If you are researching a new diagnosis of diabetes or trying to lower your risk of developing the condition, it is important to understand its potential causes. The reasons some individuals are affected by diabetes and some are not is not totally understood, but many trends are clear to medical researchers.
The first of the factors that can cause diabetes is genetics. Type I and type II diabetes are both somewhat inherited, the latter seeming to be more so. Those with type II diabetes-affected family members are one-quarter more likely to develop diabetes.
The more relatives one has with type II diabetes, the more likely it is that one will develop the disorder. If one monozygotic twin has type II diabetes, the chances are one hundred percent that the other twin will as well.
Some other existing conditions that affect the pancreas may also be causes of diabetes. These conditions include myotonic dystrophy and hypogonadism. It is thought that perhaps exposure to some pollutants in the environment and chemicals in materials such as some plastics can increase the risk of diabetes.

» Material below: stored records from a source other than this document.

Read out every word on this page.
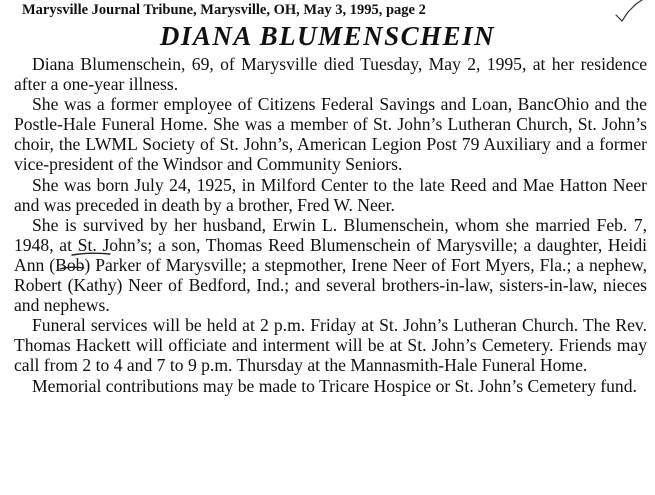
Marysville Journal Tribune, Marysville, OH, May 3, 1995, page 2
DIANA BLUMENSCHEIN

Diana Blumenschein, 69, of Marysville died Tuesday, May 2, 1995, at her residence after a one-year illness.

She was a former employee of Citizens Federal Savings and Loan, BancOhio and the Postle-Hale Funeral Home. She was a member of St. John’s Lutheran Church, St. John’s choir, the LWML Society of St. John’s, American Legion Post 79 Auxiliary and a former vice-president of the Windsor and Community Seniors.

She was born July 24, 1925, in Milford Center to the late Reed and Mae Hatton Neer and was preceded in death by a brother, Fred W. Neer.

She is survived by her husband, Erwin L. Blumenschein, whom she married Feb. 7, 1948, at St. John’s; a son, Thomas Reed Blumenschein of Marysville; a daughter, Heidi Ann (Bob) Parker of Marysville; a stepmother, Irene Neer of Fort Myers, Fla.; a nephew, Robert (Kathy) Neer of Bedford, Ind.; and several brothers-in-law, sisters-in-law, nieces and nephews.

Funeral services will be held at 2 p.m. Friday at St. John’s Lutheran Church. The Rev. Thomas Hackett will officiate and interment will be at St. John’s Cemetery. Friends may call from 2 to 4 and 7 to 9 p.m. Thursday at the Mannasmith-Hale Funeral Home.

Memorial contributions may be made to Tricare Hospice or St. John’s Cemetery fund.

The onset of diabetes can also be triggered by a viral infection such as Coxsackie B. Obesity is also a major risk factor for diabetes, as over half of those patients with type II diabetes are classified as obese. Obesity is found to be generally caused by a combination of genetics and lifestyle.
Poor diet, characterized by an inordinately high intake of carbohydrates and fat, eventually causes weight gain and interferes with insulin function and blood sugar levels. A greater instance of childhood obesity has resulted in a parallel rise in diabetes rates.
In addition to weight gain, natural aging and the accompanying stress and decrease in activity affect the metabolism, thereby increasing the odds of diabetes development.
Some other potential causes for diabetes exist, including mere pregnancy. For the most part, your best defense against a higher risk of diabetes is lifestyle management. The development of good eating and exercise habits can have a pronounced effect on the susceptibility of an individual to development of diabetes.